Foreign investment in A-share companies: A further consultation draft on strategic investments by foreign investors in A-share listed companies was published in 2018, with the final rules expected to be passed in 2019. Key proposed changes include reducing the lock-up period from three years to one and abolishing the minimum 10% of share capital for such investments.
Auto sector: The timetable has been set for the removal of foreign investment limits in the auto sector, beginning with new energy vehicles and special-purpose vehicles in 2018, then extending to commercial vehicles in 2020 and passenger vehicles (including the ability to have more than two presences) in 2022. New requirements for investments in the auto sector, to be released imminently, are expected to restrict new production capacity in complete combustible fuel vehicle projects and introduce additional criteria (including a minimum 100,000 passenger vehicles or 5,000 commercial vehicles) for complete electric vehicle projects.
Share buy-backs: In November, following the reform to the PRC Company Law, the Shanghai and Shenzhen stock exchanges issued consultation draft implementation rules for share buy-backs. The drafts further clarify that repurchases/buy-backs are “necessarily intended for preserving the value of listed companies and shareholders’ interests”. The drafts contain detailed requirements on buy-back plans and disclosure procedures, as well as measures to prevent abuse of share buy-backs. We expect the drafts to be finalised and enacted in 2019.
Foreign investment law: 2019 may see the enactment or the publication of a further consultation draft of the Draft Foreign Investment Law since the first draft was published in 2015. The new law is expected to bring “variable interest entity” structures within the scope of foreign investment regulation and harmonise the corporate governance requirements for Sino-foreign joint ventures and domestic companies.

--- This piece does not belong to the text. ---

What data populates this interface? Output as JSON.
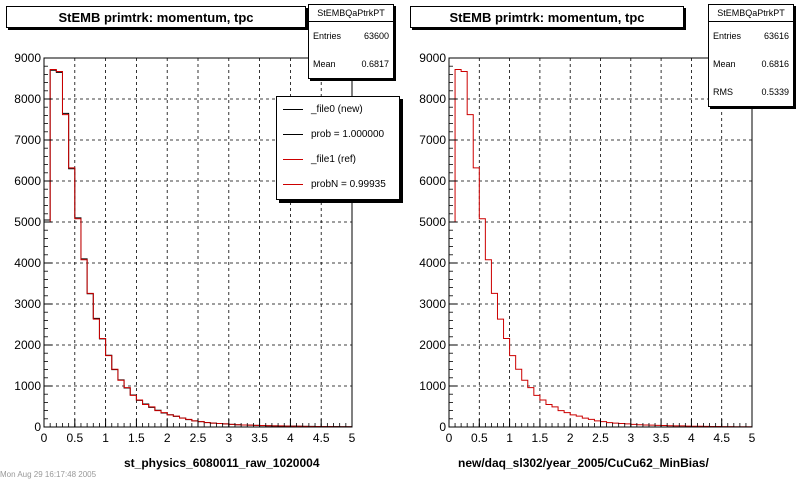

Foreign investment reform: In 2019, the government is expected to continue opening up the market to foreign investors and improving the foreign investment environment. A new negative list applying to foreign and domestic investors in all sectors is expected to be published in early 2019, which will entrench the principle of “investment is permitted where not prohibited”. Further, the government expects to remove, by March 2019, all restrictions on market entry by foreign investors (other than those set out in the “negative list” of restrictions on foreign investment), as well as all licensing requirements that do not appear in an approvals catalogue which will be published imminently. The services sectors, including finance, education and health, are likely to form the focus of foreign investment reform in 2019.